Pero algunos datos de proximidad explican como a partir de los 65 años o ya en edades más avanzadas, la soledad se siente más acusadamente. Algunos problemas de salud pueden generar incapacidad de salir y relacionarse, y la pirámide de edad empieza a feminizarse. En 2031, habrá en España dos millones de mujeres mayores solas, un porcentaje que no deja de crecer desde 2018, y ahora ya son una de cada tres. Las contemplamos juntas en el teatro, en la chocolatería, yendo a sevillanas o al gimnasio. Vemos a las que crean red y así la tejen para alejarse de ese peligro para la salud.

El rol de los contextos
La edad y el género no son los únicos factores diferenciales en el sentimiento de soledad no buscada. Lesoto, Afganistán o Filipinas reportan un alto grado de soledad declarada, mientras que Eslovenia, Alemania o Vietnam se encuentran a la cola de estos niveles. Las pautas culturales y de relación de cada sociedad influyen en esa percepción a grandes rasgos, en la que España aparece con un 4% de encuestados que se sienten ‘muy solos’ y un 24%, ‘poco relacionados’. Leer esos datos como un problema social de casi el 30% de la población puede ser arriesgado, pero es claro que denota desasosiego por una convivencia que no nos basta.

El espacio rural y urbano imprimen algunas diferencias en la percepción de la soledad no deseada. La planeación urbana contemporánea ha tenido que dejar paso a los coches, cuyo número no deja de aumentar, y en las grandes ciudades, los monocultivos turísticos y de franquicias siegan el comercio de proximidad. La historia urbana de Barcelona, por ejemplo, nos lastra. Si todas las islas internas de Ildefons Sardà existieran en gran parte de la ciudad, habría espacios vecinales para encontrarse y para reciclar residuos. “El urbanismo y las condiciones residenciales de las viviendas han seguido una lógica individualista que ha acabado produciendo, como una consecuencia no intencionada posiblemente, una producción masiva de soledad”, sentencia el Informe España 2020 de la Universidad de Comillas.

El citado informe indica como un pobre nivel de instrucción, el paro o la pobreza agudizan la consciencia de que la soledad a nuestro alrededor aumenta. No es este un malestar individual de algunos ciudadanos hipercríticos o enfermos, sino que la soledad real de mayores aislados se une a la soledad ontológica de los jóvenes largamente adolescentes y tecnológicamente hiperconectados.

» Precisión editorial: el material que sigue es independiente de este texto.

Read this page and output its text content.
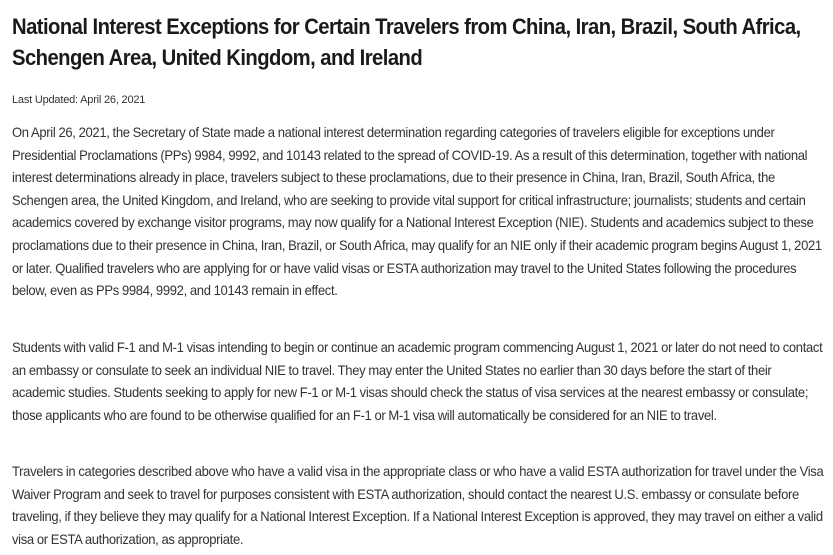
National Interest Exceptions for Certain Travelers from China, Iran, Brazil, South Africa, Schengen Area, United Kingdom, and Ireland
Last Updated: April 26, 2021

On April 26, 2021, the Secretary of State made a national interest determination regarding categories of travelers eligible for exceptions under Presidential Proclamations (PPs) 9984, 9992, and 10143 related to the spread of COVID-19. As a result of this determination, together with national interest determinations already in place, travelers subject to these proclamations, due to their presence in China, Iran, Brazil, South Africa, the Schengen area, the United Kingdom, and Ireland, who are seeking to provide vital support for critical infrastructure; journalists; students and certain academics covered by exchange visitor programs, may now qualify for a National Interest Exception (NIE). Students and academics subject to these proclamations due to their presence in China, Iran, Brazil, or South Africa, may qualify for an NIE only if their academic program begins August 1, 2021 or later. Qualified travelers who are applying for or have valid visas or ESTA authorization may travel to the United States following the procedures below, even as PPs 9984, 9992, and 10143 remain in effect.

Students with valid F-1 and M-1 visas intending to begin or continue an academic program commencing August 1, 2021 or later do not need to contact an embassy or consulate to seek an individual NIE to travel. They may enter the United States no earlier than 30 days before the start of their academic studies. Students seeking to apply for new F-1 or M-1 visas should check the status of visa services at the nearest embassy or consulate; those applicants who are found to be otherwise qualified for an F-1 or M-1 visa will automatically be considered for an NIE to travel.

Travelers in categories described above who have a valid visa in the appropriate class or who have a valid ESTA authorization for travel under the Visa Waiver Program and seek to travel for purposes consistent with ESTA authorization, should contact the nearest U.S. embassy or consulate before traveling, if they believe they may qualify for a National Interest Exception. If a National Interest Exception is approved, they may travel on either a valid visa or ESTA authorization, as appropriate.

La era de la digitalización de los procesos, del trabajo remoto, no ha devenido en una mayor productividad que nos regala horas de ocio para la familia y los amigos, sino en amistades virtuales y en conexión constante que ha perpetuado el horario laboral. Los jóvenes se sienten solos, aun teniendo conocidos y capacidad de comunicación o interacción. Las amistades reales, forjadas en presencialidad y contacto no han podido ser sustituidas por el trino constante de los mensajes. No estamos contentos el día que nos llegan muchos whatsapps, sino el que vimos a unos amigos a los que estimamos, el día que nuestra pareja escuchó atentamente lo que queríamos explicar, el que un encuentro familiar fue especialmente feliz. Tanto jóvenes como adultos necesitamos compañía de calidad e interacción real.

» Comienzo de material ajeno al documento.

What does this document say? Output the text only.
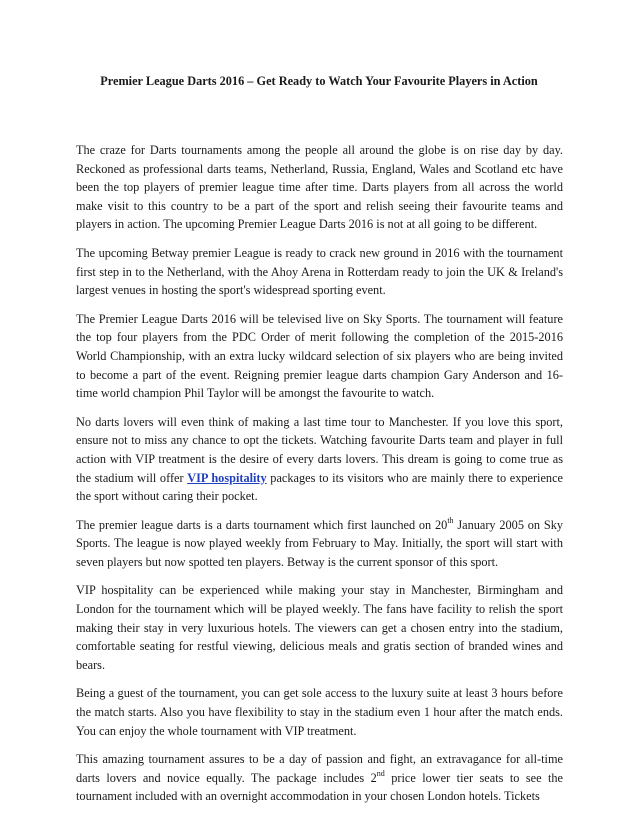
Premier League Darts 2016 – Get Ready to Watch Your Favourite Players in Action

The craze for Darts tournaments among the people all around the globe is on rise day by day. Reckoned as professional darts teams, Netherland, Russia, England, Wales and Scotland etc have been the top players of premier league time after time. Darts players from all across the world make visit to this country to be a part of the sport and relish seeing their favourite teams and players in action. The upcoming Premier League Darts 2016 is not at all going to be different.

The upcoming Betway premier League is ready to crack new ground in 2016 with the tournament first step in to the Netherland, with the Ahoy Arena in Rotterdam ready to join the UK & Ireland's largest venues in hosting the sport's widespread sporting event.

The Premier League Darts 2016 will be televised live on Sky Sports. The tournament will feature the top four players from the PDC Order of merit following the completion of the 2015-2016 World Championship, with an extra lucky wildcard selection of six players who are being invited to become a part of the event. Reigning premier league darts champion Gary Anderson and 16-time world champion Phil Taylor will be amongst the favourite to watch.

No darts lovers will even think of making a last time tour to Manchester. If you love this sport, ensure not to miss any chance to opt the tickets. Watching favourite Darts team and player in full action with VIP treatment is the desire of every darts lovers. This dream is going to come true as the stadium will offer VIP hospitality packages to its visitors who are mainly there to experience the sport without caring their pocket.

The premier league darts is a darts tournament which first launched on 20th January 2005 on Sky Sports. The league is now played weekly from February to May. Initially, the sport will start with seven players but now spotted ten players. Betway is the current sponsor of this sport.

VIP hospitality can be experienced while making your stay in Manchester, Birmingham and London for the tournament which will be played weekly. The fans have facility to relish the sport making their stay in very luxurious hotels. The viewers can get a chosen entry into the stadium, comfortable seating for restful viewing, delicious meals and gratis section of branded wines and bears.

Being a guest of the tournament, you can get sole access to the luxury suite at least 3 hours before the match starts. Also you have flexibility to stay in the stadium even 1 hour after the match ends. You can enjoy the whole tournament with VIP treatment.

This amazing tournament assures to be a day of passion and fight, an extravagance for all-time darts lovers and novice equally. The package includes 2nd price lower tier seats to see the tournament included with an overnight accommodation in your chosen London hotels. Tickets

A nuestras relaciones les está pasando lo que a la información y a los saberes compartidos: se virtualizan y fragmentan. La sobreinformación no garantiza que podamos compartir enseñanzas, tener conocimientos mutuos y narrativas sociales colectivas. Con consciencia y valores fragmentarios, vivimos la soledad como una U en la pirámide de edad, con los picos de los jóvenes y los mayores encontrándose en el vértice de momentos críticos, pero esa U es en realidad una mueca, un gesto incómodo que nos apela a intervenir contra la tristeza, el aislamiento y la pobreza.